Solution is not so light. Following this kb article (only available in korean language, I suppose – no english translation available but keywords are still in latin character so I guessed right…) I’ve found that a solution is to define two other measure in the cube with “regular” measure (as a best practice it’s best to put distinct count measures each in a different cube, for performance reasons – then merge all measures in a virtual cube):

  • Rows_number – defined as SUM of expression “1”
  • NotNullRows_number – defined as COUNT of expression “field”, where field is the same field you use as DISTINCT COUNT expression

In the cube with DISTINCT COUNT measure I defined only this measure:

  • Documents_null – defined as DISTINCT COUNT of expression “field”, where field is the same as the COUNT measure

Then in the virtual cube you put all together creating a single calculated measure that evaluate the right number:

  • Documents – defined as calculated measure with expression “IIF( Rows_number > NotNullRows_number, Documents_null – 1, Documents_null )”

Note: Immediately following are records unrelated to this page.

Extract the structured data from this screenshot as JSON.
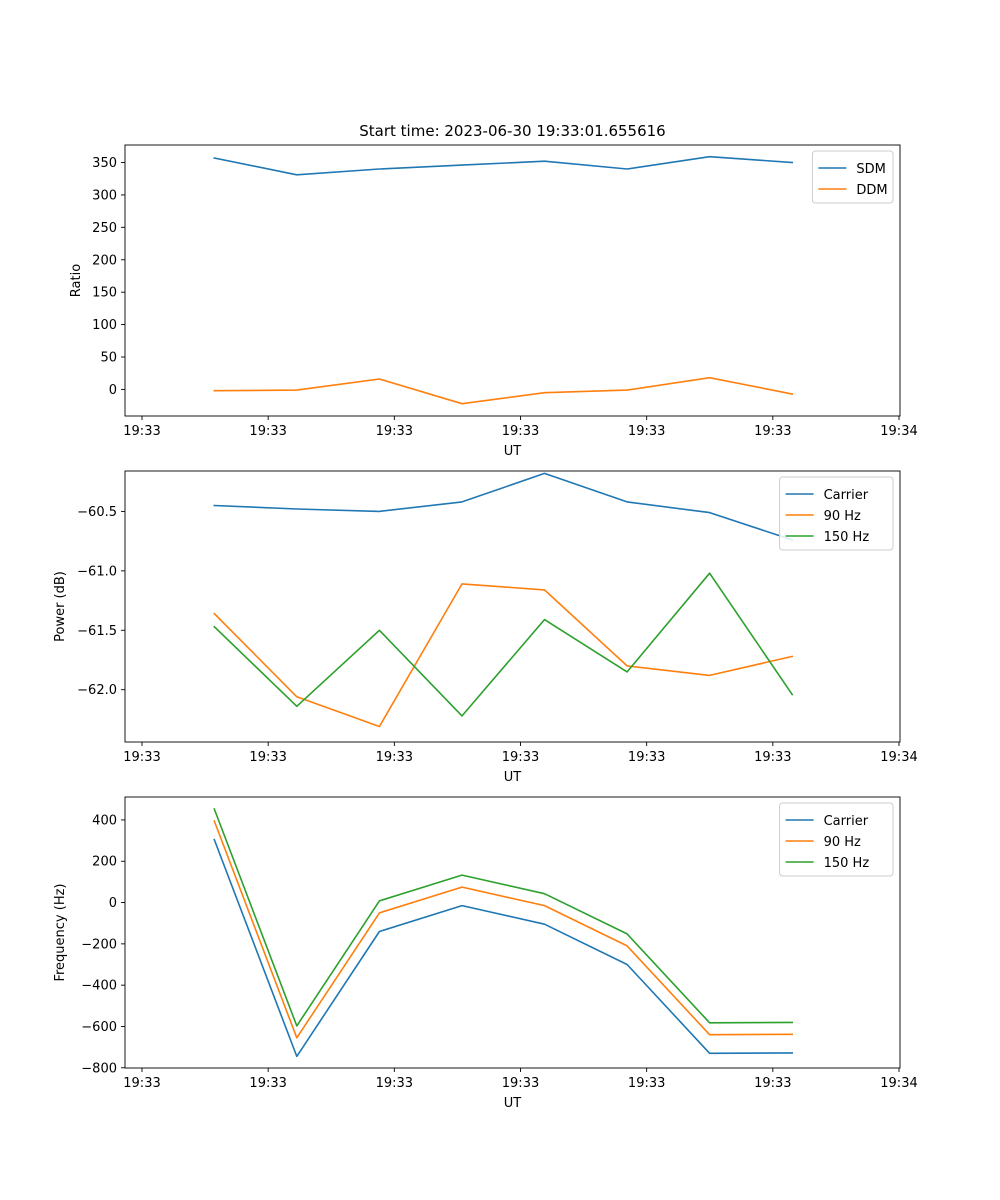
{
  "figure": {
    "title": "Start time: 2023-06-30 19:33:01.655616"
  },
  "chart_data": [
    {
      "type": "line",
      "title": "Start time: 2023-06-30 19:33:01.655616",
      "xlabel": "UT",
      "ylabel": "Ratio",
      "x_tick_labels": [
        "19:33",
        "19:33",
        "19:33",
        "19:33",
        "19:33",
        "19:33",
        "19:34"
      ],
      "x_range_seconds": [
        0.6,
        9.8
      ],
      "x_seconds": [
        1.66,
        2.64,
        3.62,
        4.6,
        5.58,
        6.56,
        7.54,
        8.52
      ],
      "ylim": [
        -41,
        377
      ],
      "y_ticks": [
        0,
        50,
        100,
        150,
        200,
        250,
        300,
        350
      ],
      "legend": "top-right",
      "grid": false,
      "series": [
        {
          "name": "SDM",
          "color": "#1f77b4",
          "values": [
            357,
            331,
            340,
            346,
            352,
            340,
            359,
            350
          ]
        },
        {
          "name": "DDM",
          "color": "#ff7f0e",
          "values": [
            -2,
            -1,
            16,
            -22,
            -5,
            -1,
            18,
            -7
          ]
        }
      ]
    },
    {
      "type": "line",
      "title": "",
      "xlabel": "UT",
      "ylabel": "Power (dB)",
      "x_tick_labels": [
        "19:33",
        "19:33",
        "19:33",
        "19:33",
        "19:33",
        "19:33",
        "19:34"
      ],
      "x_range_seconds": [
        0.6,
        9.8
      ],
      "x_seconds": [
        1.66,
        2.64,
        3.62,
        4.6,
        5.58,
        6.56,
        7.54,
        8.52
      ],
      "ylim": [
        -62.44,
        -60.16
      ],
      "y_ticks": [
        -62.0,
        -61.5,
        -61.0,
        -60.5
      ],
      "y_tick_labels": [
        "−62.0",
        "−61.5",
        "−61.0",
        "−60.5"
      ],
      "legend": "top-right",
      "grid": false,
      "series": [
        {
          "name": "Carrier",
          "color": "#1f77b4",
          "values": [
            -60.45,
            -60.48,
            -60.5,
            -60.42,
            -60.18,
            -60.42,
            -60.51,
            -60.74
          ]
        },
        {
          "name": "90 Hz",
          "color": "#ff7f0e",
          "values": [
            -61.36,
            -62.06,
            -62.31,
            -61.11,
            -61.16,
            -61.8,
            -61.88,
            -61.72
          ]
        },
        {
          "name": "150 Hz",
          "color": "#2ca02c",
          "values": [
            -61.47,
            -62.14,
            -61.5,
            -62.22,
            -61.41,
            -61.85,
            -61.02,
            -62.04
          ]
        }
      ]
    },
    {
      "type": "line",
      "title": "",
      "xlabel": "UT",
      "ylabel": "Frequency (Hz)",
      "x_tick_labels": [
        "19:33",
        "19:33",
        "19:33",
        "19:33",
        "19:33",
        "19:33",
        "19:34"
      ],
      "x_range_seconds": [
        0.6,
        9.8
      ],
      "x_seconds": [
        1.66,
        2.64,
        3.62,
        4.6,
        5.58,
        6.56,
        7.54,
        8.52
      ],
      "ylim": [
        -801,
        511
      ],
      "y_ticks": [
        -800,
        -600,
        -400,
        -200,
        0,
        200,
        400
      ],
      "y_tick_labels": [
        "−800",
        "−600",
        "−400",
        "−200",
        "0",
        "200",
        "400"
      ],
      "legend": "top-right",
      "grid": false,
      "series": [
        {
          "name": "Carrier",
          "color": "#1f77b4",
          "values": [
            305,
            -745,
            -140,
            -15,
            -105,
            -300,
            -730,
            -728
          ]
        },
        {
          "name": "90 Hz",
          "color": "#ff7f0e",
          "values": [
            395,
            -655,
            -50,
            75,
            -15,
            -210,
            -640,
            -638
          ]
        },
        {
          "name": "150 Hz",
          "color": "#2ca02c",
          "values": [
            453,
            -597,
            8,
            133,
            43,
            -152,
            -582,
            -580
          ]
        }
      ]
    }
  ]
}
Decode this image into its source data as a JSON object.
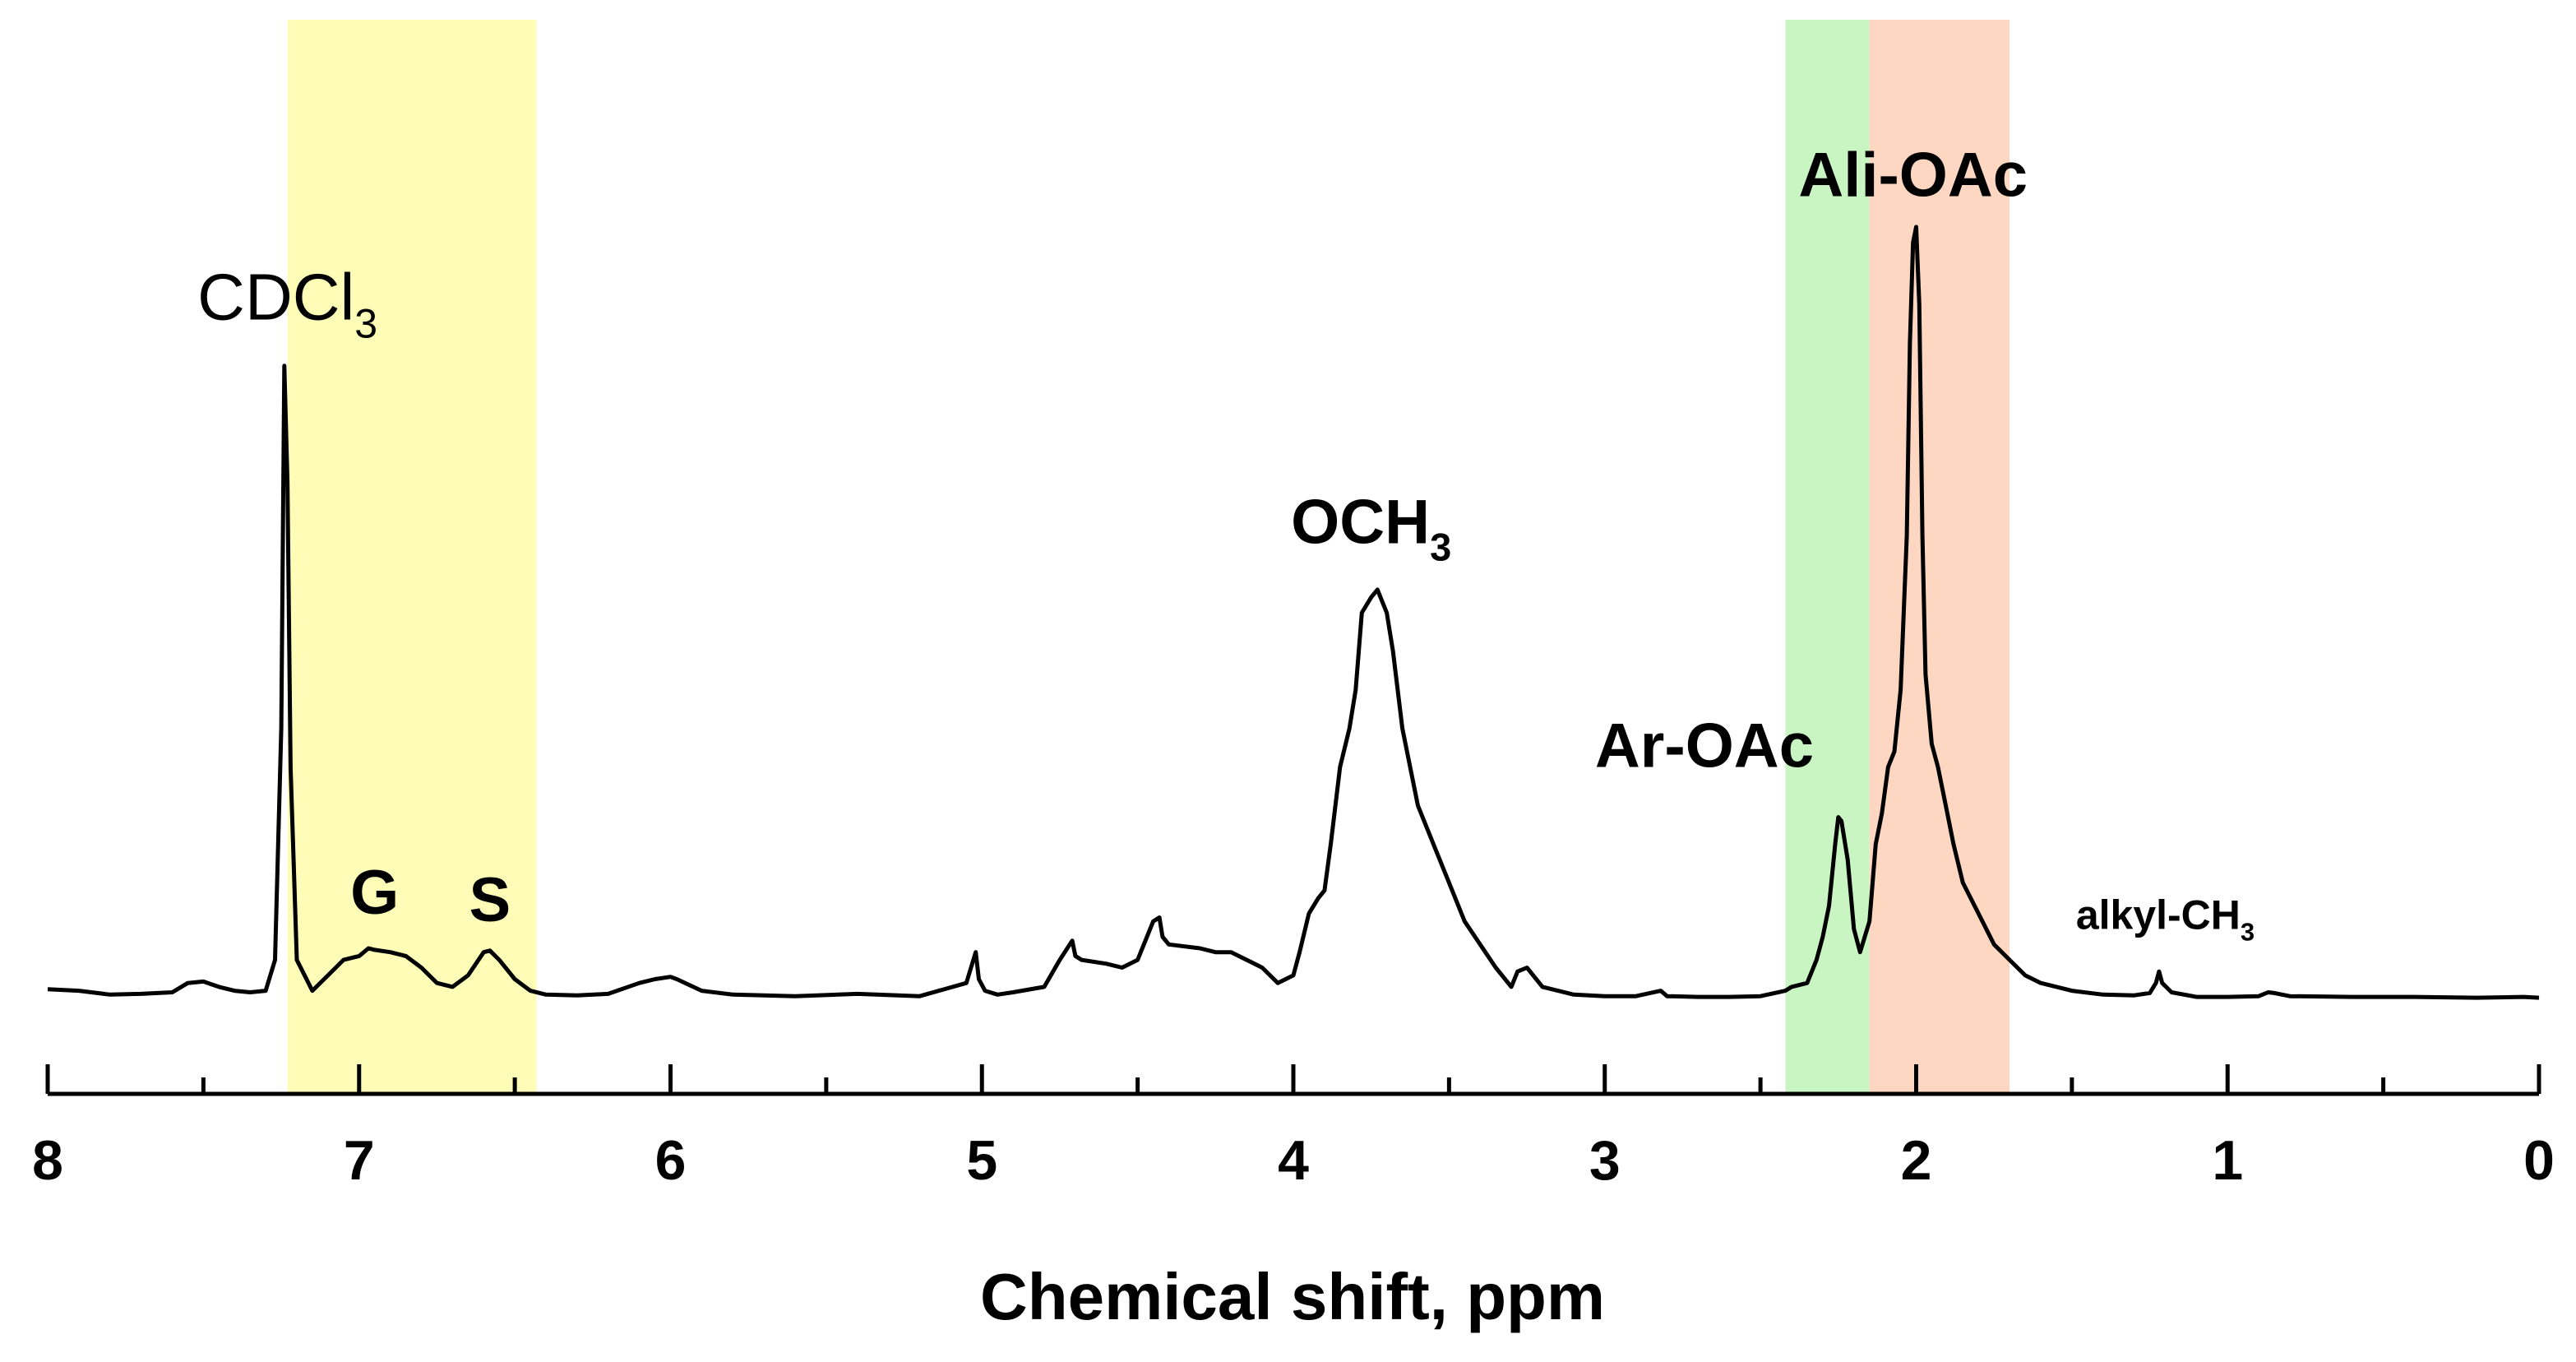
{
  "chart_data": {
    "type": "line",
    "title": "",
    "xlabel": "Chemical shift, ppm",
    "ylabel": "",
    "xlim": [
      8,
      0
    ],
    "x_reversed": true,
    "xticks": [
      8,
      7,
      6,
      5,
      4,
      3,
      2,
      1,
      0
    ],
    "xtick_labels": [
      "8",
      "7",
      "6",
      "5",
      "4",
      "3",
      "2",
      "1",
      "0"
    ],
    "y_axis_visible": false,
    "grid": false,
    "legend": "none",
    "colors": {
      "line": "#000000",
      "aromatic_band": "#fdfdb8",
      "ar_oac_band": "#c9f5c3",
      "ali_oac_band": "#fdd7c2"
    },
    "bands": [
      {
        "name": "aromatic",
        "from": 7.23,
        "to": 6.43,
        "color": "#fdfdb8"
      },
      {
        "name": "ar-oac",
        "from": 2.42,
        "to": 2.15,
        "color": "#c9f5c3"
      },
      {
        "name": "ali-oac",
        "from": 2.15,
        "to": 1.7,
        "color": "#fdd7c2"
      }
    ],
    "series": [
      {
        "x": [
          8.0,
          7.9,
          7.8,
          7.7,
          7.6,
          7.55,
          7.5,
          7.45,
          7.4,
          7.35,
          7.3,
          7.27,
          7.25,
          7.24,
          7.23,
          7.22,
          7.2,
          7.15,
          7.1,
          7.05,
          7.0,
          6.97,
          6.95,
          6.9,
          6.85,
          6.8,
          6.75,
          6.7,
          6.65,
          6.6,
          6.58,
          6.55,
          6.5,
          6.45,
          6.4,
          6.3,
          6.2,
          6.1,
          6.05,
          6.0,
          5.98,
          5.9,
          5.8,
          5.6,
          5.4,
          5.2,
          5.05,
          5.02,
          5.01,
          4.99,
          4.95,
          4.9,
          4.8,
          4.75,
          4.71,
          4.7,
          4.68,
          4.6,
          4.55,
          4.5,
          4.45,
          4.43,
          4.42,
          4.4,
          4.3,
          4.25,
          4.2,
          4.1,
          4.05,
          4.0,
          3.98,
          3.95,
          3.92,
          3.9,
          3.88,
          3.85,
          3.82,
          3.8,
          3.78,
          3.75,
          3.73,
          3.72,
          3.7,
          3.68,
          3.65,
          3.6,
          3.55,
          3.5,
          3.45,
          3.4,
          3.35,
          3.3,
          3.28,
          3.25,
          3.2,
          3.1,
          3.0,
          2.9,
          2.82,
          2.8,
          2.7,
          2.6,
          2.5,
          2.42,
          2.4,
          2.35,
          2.32,
          2.3,
          2.28,
          2.26,
          2.25,
          2.24,
          2.22,
          2.2,
          2.18,
          2.15,
          2.13,
          2.11,
          2.09,
          2.07,
          2.05,
          2.03,
          2.02,
          2.01,
          2.0,
          1.99,
          1.98,
          1.97,
          1.95,
          1.93,
          1.9,
          1.88,
          1.85,
          1.8,
          1.75,
          1.7,
          1.65,
          1.6,
          1.5,
          1.4,
          1.3,
          1.25,
          1.23,
          1.22,
          1.21,
          1.18,
          1.1,
          1.0,
          0.9,
          0.87,
          0.85,
          0.8,
          0.6,
          0.4,
          0.2,
          0.05,
          0.0
        ],
        "y": [
          0.012,
          0.01,
          0.005,
          0.006,
          0.008,
          0.02,
          0.022,
          0.015,
          0.01,
          0.008,
          0.01,
          0.05,
          0.35,
          0.82,
          0.67,
          0.3,
          0.05,
          0.01,
          0.03,
          0.05,
          0.055,
          0.065,
          0.063,
          0.06,
          0.055,
          0.04,
          0.02,
          0.015,
          0.03,
          0.06,
          0.062,
          0.05,
          0.025,
          0.01,
          0.005,
          0.004,
          0.006,
          0.02,
          0.025,
          0.028,
          0.025,
          0.01,
          0.005,
          0.003,
          0.006,
          0.003,
          0.02,
          0.06,
          0.025,
          0.01,
          0.005,
          0.008,
          0.015,
          0.05,
          0.075,
          0.055,
          0.05,
          0.045,
          0.04,
          0.05,
          0.1,
          0.105,
          0.08,
          0.07,
          0.065,
          0.06,
          0.06,
          0.04,
          0.02,
          0.03,
          0.06,
          0.11,
          0.13,
          0.14,
          0.2,
          0.3,
          0.35,
          0.4,
          0.5,
          0.52,
          0.53,
          0.52,
          0.5,
          0.45,
          0.35,
          0.25,
          0.2,
          0.15,
          0.1,
          0.07,
          0.04,
          0.015,
          0.035,
          0.04,
          0.015,
          0.005,
          0.003,
          0.003,
          0.01,
          0.003,
          0.002,
          0.002,
          0.003,
          0.01,
          0.015,
          0.02,
          0.05,
          0.08,
          0.12,
          0.2,
          0.235,
          0.23,
          0.18,
          0.09,
          0.06,
          0.1,
          0.2,
          0.24,
          0.3,
          0.32,
          0.4,
          0.6,
          0.85,
          0.98,
          1.0,
          0.9,
          0.6,
          0.42,
          0.33,
          0.3,
          0.24,
          0.2,
          0.15,
          0.11,
          0.07,
          0.05,
          0.03,
          0.02,
          0.01,
          0.005,
          0.004,
          0.007,
          0.02,
          0.035,
          0.02,
          0.008,
          0.002,
          0.002,
          0.003,
          0.008,
          0.007,
          0.003,
          0.002,
          0.002,
          0.001,
          0.002,
          0.001
        ]
      }
    ],
    "annotations": [
      {
        "text": "CDCl",
        "sub": "3",
        "x": 7.23,
        "y": 0.88,
        "bold": false,
        "size": 80
      },
      {
        "text": "G",
        "sub": "",
        "x": 6.95,
        "y": 0.11,
        "bold": true,
        "size": 76
      },
      {
        "text": "S",
        "sub": "",
        "x": 6.58,
        "y": 0.1,
        "bold": true,
        "size": 76
      },
      {
        "text": "OCH",
        "sub": "3",
        "x": 3.75,
        "y": 0.59,
        "bold": true,
        "size": 76
      },
      {
        "text": "Ar-OAc",
        "sub": "",
        "x": 2.68,
        "y": 0.3,
        "bold": true,
        "size": 76
      },
      {
        "text": "Ali-OAc",
        "sub": "",
        "x": 2.01,
        "y": 1.04,
        "bold": true,
        "size": 76
      },
      {
        "text": "alkyl-CH",
        "sub": "3",
        "x": 1.2,
        "y": 0.09,
        "bold": true,
        "size": 50
      }
    ]
  }
}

It works, but you are wasting three times the space originally needed for the DISTINCT COUNT measure.

Distinct count measures are a really bad beast in Analysis Services 2000. Unfortunately it seems that even the Yukon release will suffer from some actual limitations, like the performance penalty caused by an ORDER BY (with the field you used as DISTINCT COUNT measure) in the SELECT sent by Analysis Services to the source database when you have a DISTINCT COUNT measure. Try it on a (virtual) cube with several DISTINCT COUNT measures and a large fact table… a lot of RDBMS resource are needed while processing this cube.

UPDATE: thanks to a valuable feedback, it has to be noted that Analysis Services handles a NULL value like a 0 value in a DISTINCT COUNT measure. In my real-world scenario I had a DISTINCT COUNT measure on a dimension key that’s an int identity, so it never has 0 as a valid value. Anyway, you have to take care of this behaviour if you want to use this technique.